Ehm, non mi pare che qualcuno qui abbia voluto mancarti di rispetto, perciò ti invito a fare altrettanto (anche se a me le anatre sono simpatiche )...
Scusatemi, moderatori...
Fra l'altro so che esiste il romanzo, quanto mi piacerebbe leggerlo! Ho anche letto quello da cui è tratto Lanterne rosse (film che ho recensito proprio oggi perché l'ho rivisto pochi giorni fa, e non mi stanco mai di rivederlo) e ne vale la pena, anche perché approfondisce maggiormente il rapporto che c'è fra Songlian e Feipu.
Ma veniamo a noi, perche proprio non ho capito quando io sosterrei la tesi sulle quantità. Ammetto di non conoscere il cinema orientale, avrò visto si e no un paio di dozzine di film e da quelli baso il mio pensiero che i film orientali (per lo piu... cioè genericamente parlando...) non sono all'altezza di quelli di wollywood tecnicamente parlando.
---sinceramente in un film cerco... Ecc...---
Si, certo, anch'io, ciò non toglie che io possa lo stesso giudacare il comparto tecnico dietro un film a parte.
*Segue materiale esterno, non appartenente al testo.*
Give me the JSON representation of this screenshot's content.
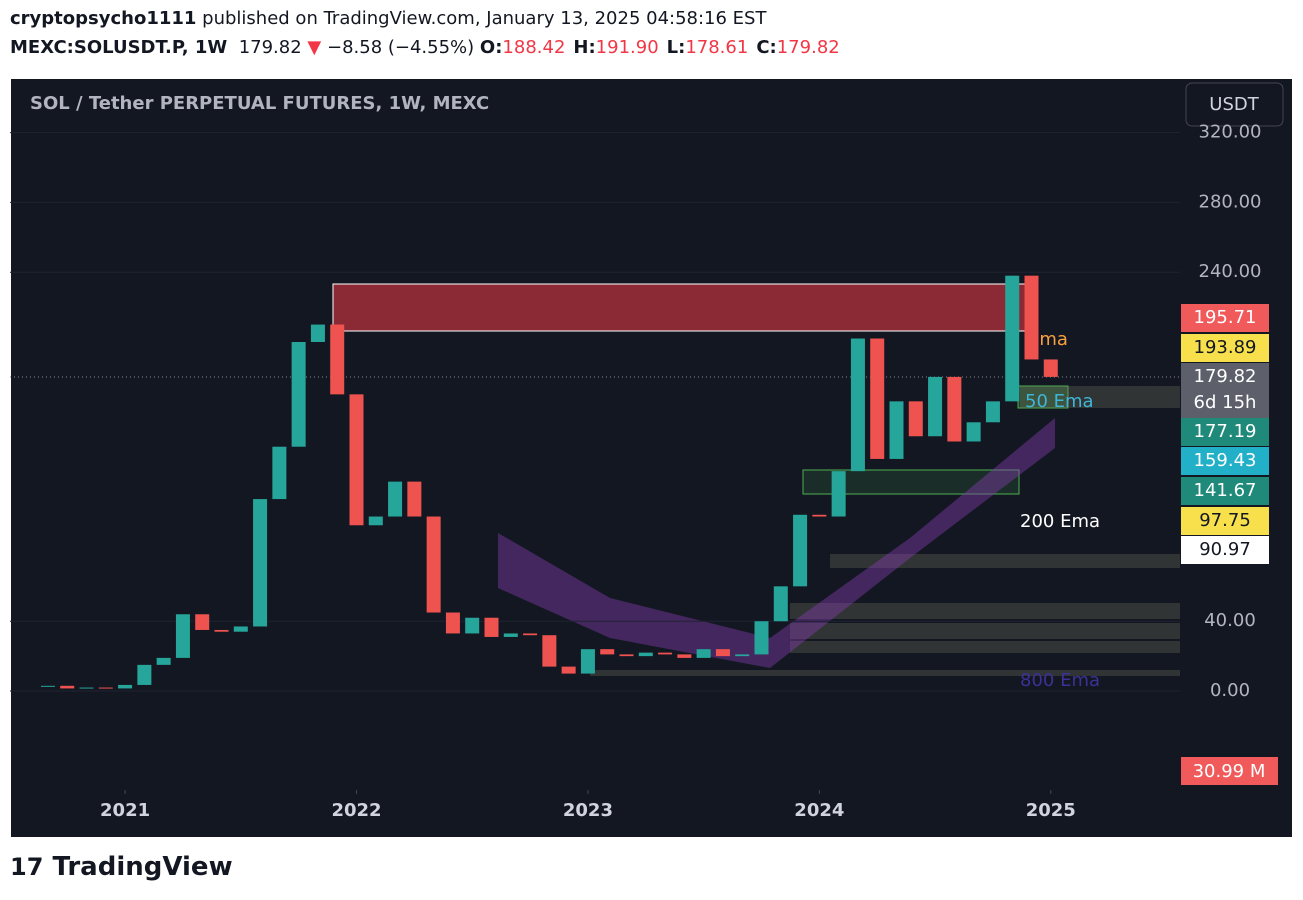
{
  "header": {
    "publisher": "cryptopsycho1111",
    "published": "published on TradingView.com, January 13, 2025 04:58:16 EST",
    "symbol": "MEXC:SOLUSDT.P, 1W",
    "last": "179.82",
    "arrow": "▼",
    "change": "−8.58 (−4.55%)",
    "ohlc": [
      {
        "key": "O:",
        "value": "188.42"
      },
      {
        "key": "H:",
        "value": "191.90"
      },
      {
        "key": "L:",
        "value": "178.61"
      },
      {
        "key": "C:",
        "value": "179.82"
      }
    ]
  },
  "chart_data": {
    "type": "candlestick",
    "title": "SOL / Tether PERPETUAL FUTURES, 1W, MEXC",
    "currency": "USDT",
    "close": [
      3,
      1.5,
      2,
      1.5,
      3.5,
      15,
      19,
      44,
      35,
      34,
      37,
      110,
      140,
      200,
      210,
      170,
      95,
      100,
      120,
      100,
      45,
      33,
      42,
      31,
      33,
      32,
      14,
      10,
      24,
      21,
      20,
      22,
      21,
      19,
      24,
      20,
      21,
      40,
      60,
      101,
      100,
      126,
      202,
      133,
      166,
      146,
      180,
      143,
      154,
      166,
      238,
      190,
      180
    ],
    "up_color": "#26a69a",
    "down_color": "#ef5350",
    "xlim": [
      -0.93,
      58.7
    ],
    "xticks": [
      {
        "value": 4,
        "label": "2021"
      },
      {
        "value": 16,
        "label": "2022"
      },
      {
        "value": 28,
        "label": "2023"
      },
      {
        "value": 40,
        "label": "2024"
      },
      {
        "value": 52,
        "label": "2025"
      }
    ],
    "ylim": [
      -56.7,
      344.4
    ],
    "yticks": [
      {
        "value": 0,
        "label": "0.00"
      },
      {
        "value": 40,
        "label": "40.00"
      },
      {
        "value": 240,
        "label": "240.00"
      },
      {
        "value": 280,
        "label": "280.00"
      },
      {
        "value": 320,
        "label": "320.00"
      }
    ],
    "annotations": [
      "Ema",
      "50 Ema",
      "200 Ema",
      "800 Ema"
    ],
    "price_labels": [
      {
        "value": 195.71,
        "color": "#f05a5a"
      },
      {
        "value": 193.89,
        "color": "#f7e04b"
      },
      {
        "value": 179.82,
        "color": "#5d606b"
      },
      {
        "value": 177.19,
        "color": "#1f8a7a"
      },
      {
        "value": 159.43,
        "color": "#22b0c8"
      },
      {
        "value": 141.67,
        "color": "#1f8a7a"
      },
      {
        "value": 97.75,
        "color": "#f7e04b"
      },
      {
        "value": 90.97,
        "color": "#ffffff"
      }
    ],
    "countdown": "6d 15h",
    "volume_label": "30.99 M"
  },
  "footer": {
    "brand": "TradingView"
  }
}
Che poi tutto questo è nato da un mio commento per elogiare un film orientale semplicemente paragonandolo a una produzione americana. Non mi sembra di aver fatto niente di sbagliato...
è come se vedendo la nuova Mondeo esclamassi "Diavolo, sembra un'auto tedesca!" e il signor Ford dovrebbe essere fiero del mio commento... Ok, dai tedeschi sono usciti aborti come l'audi a2, ma restano comunque i migliori in fatto di design. Oppure se vado da un mastro birraio italiano e assaggio una tripel e gli dico "Cavoli, sembra una vera birra belga!" lui ne sarà onorato.
(parlo di auto e birra perche quelle sono cose che conosco meglio dei film cinesi)
Spero si sia capito il concetto.
@sonoko: si è vero... Ti chiedo scusa... E poi anche a me stanno simpatiche le anatre... Soprattutto all'arancia...
Vuoi dunque dirmi che un qualsiasi Kim Ki-duk, un Park Chan-wook o un Lee Chang-dong (cinema sudcoreano) non sono tecnicamente - aaah, che brutta parola - all'altezza di un qualsiasi film statunitense (metti tu il regista che preferisci)? Ti invito a riconsiderare la tua posizione guardando uno dei film dei registi succitati e poi ne riparliamo.
Trage89, tu sbagli quando seguiti a sostenere la superiorità statunitense in fatto di cinema partendo dal presupposto che "i film orientali (per lo piu... cioè genericamente parlando...) non sono all'altezza di quelli di wollywood tecnicamente parlando.". Non capisci che in questo modo non rendi giustizia al cinema altro per quello che è? Perché associarlo a quello statunitense quando, per molti versi, gli si discosta profondamente? Non trovi che sia ingiusto e terribilmente limitante nei confronti del cinema non statunitense?
Che poi, sto regista qua, per me, ha sicuramente imparato ancora dagli americani a fare film...
---non trovi che sia ingiusto...---
Si, ma anche realistico...
Agli amanti di quest'autore, qualora non l'avessero ancora visto, consiglio la visione di Sangue facile, una divertente commedia che si rifà a un noir dei fratelli Cohen (Blood simple).
PS: Un grazie a chi ha selezionato la mia recensione per la rubrica!
Vorrei sapere quali film su Rai 4 hai visto...
Comunque l'America a livello di cinema se ne è scesa assai. Oramai è alla frutta e gente come Zack Snyder e Michael Bay, rappresenta la morte del cinema e per far lavorare questi due zappatori, gente come Landis e Carpenter sta ferma ai box...
Dopo Arnofrosky, non vedo nuovi autori e registi americani emergenti.